De wijn wordt duur betaald

Eerder gepubliceerd: volkskrantreizen.nl, 2008

Wijn en geld. Een diepe kloof scheidt de Fransen en de Nederlanders.

De Limousin heeft geen wijntraditie. Geen wijnstok haalt het in zijn hoofd om in het barre klimaat uitbundig te groeien. Het blijven kouwelijke, kleine struiken die zurige, zuinige wijnen voortbrengen. De Limousinse wijndrinker grijpt daarom vooral naar buiten-regionale producten uit de Bordeaux, Loire en Elzas.
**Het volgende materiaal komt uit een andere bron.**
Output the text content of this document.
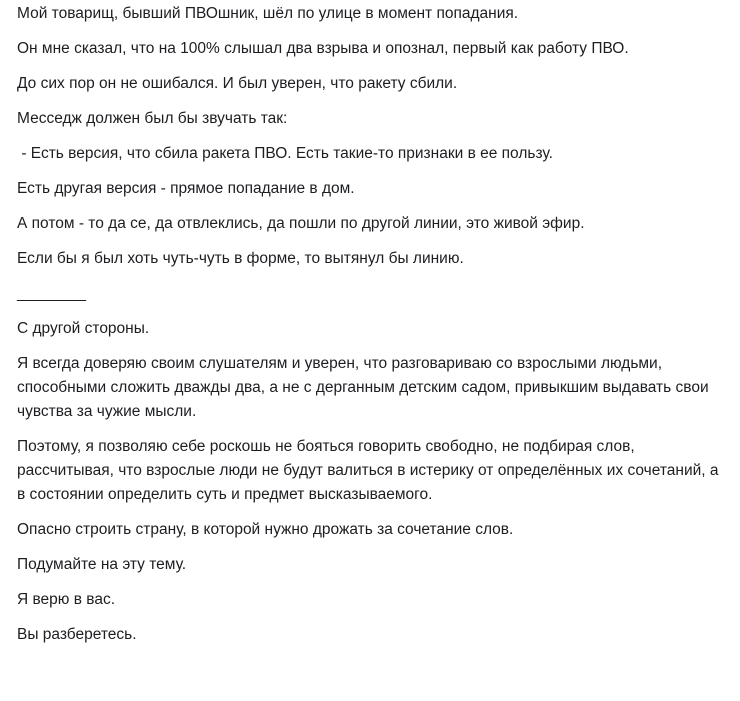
Мой товарищ, бывший ПВОшник, шёл по улице в момент попадания.

Он мне сказал, что на 100% слышал два взрыва и опознал, первый как работу ПВО.

До сих пор он не ошибался. И был уверен, что ракету сбили.

Месседж должен был бы звучать так:

- Есть версия, что сбила ракета ПВО. Есть такие-то признаки в ее пользу.

Есть другая версия - прямое попадание в дом.

А потом - то да се, да отвлеклись, да пошли по другой линии, это живой эфир.

Если бы я был хоть чуть-чуть в форме, то вытянул бы линию.

________

С другой стороны.

Я всегда доверяю своим слушателям и уверен, что разговариваю со взрослыми людьми, способными сложить дважды два, а не с дерганным детским садом, привыкшим выдавать свои чувства за чужие мысли.

Поэтому, я позволяю себе роскошь не бояться говорить свободно, не подбирая слов, рассчитывая, что взрослые люди не будут валиться в истерику от определённых их сочетаний, а в состоянии определить суть и предмет высказываемого.

Опасно строить страну, в которой нужно дрожать за сочетание слов.

Подумайте на эту тему.

Я верю в вас.

Вы разберетесь.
Spaanse, Zuid-Afrikaanse en Chileense broertjes proberen zich wel eens op het schap van de supermarkt te wringen, maar worden als ongewenste vreemdeling snel weer buiten de deur gezet. Eigen wijn eerst!

De maand september staat traditioneel in het teken van wijn; ook in de Limousin. Elke supermarkt heeft zijn eigen wijnfestival. Ik haalde daar altijd mijn neus voor op: wijn haal je zelf, bij van die leuke chatootjes, na veel proeven, in de streek naar keuze. Maar dit keer besloten wij om de zorgwekkende hoeveelheid gaten in wat wij trots ‘onze cave’ noemen, maar wat in werkelijkheid een ordinaire voorraadschuur is, te dichten met supermarktwijnen, omdat wij dit jaar niet meer aan een romantisch tochtje naar Bordeaux of Loire toe zouden komen. Wij vulden dan ook braaf de bon in waarmee wij supermarktmeneer L. lieten weten dat wij gebruik wilden maken van de voorproefavond in zijn grote, en naar wij hoopten, goed gevulde winkel.

Wij werden verwelkomd door een aardige slungel die ons doorverwees naar, tja hoe hadden wij het kunnen missen- de wijnafdeling. Daar stonden alleraardigste tafels met een alleraardigst test-assortiment tezamen met kaas, worst, taartjes, pasteitjes om de testwijn de juiste smaakomgeving te geven. Wij hadden een lijst van 12 wijnen gekregen en ik begreep om mij heen kijkend, dat het handig was om van boven naar beneden te proeven. Wij wezen dus naar de eerste regel, kregen een glas en proefden. Hmm, niet gek, Kost zoiets nou? Wij verslikten ons in de volgende slok: 22 euro voor een flesje. Nou, dan namen we nog maar een glas, want wij kwamen nooit verder dan een fles voor zes, zeven euro. 
Het tweede glas was lekkerder dan het eerste, en u raadt het al, het derde glas nog weer lekkerder. Toch maar doen zo’n flesje?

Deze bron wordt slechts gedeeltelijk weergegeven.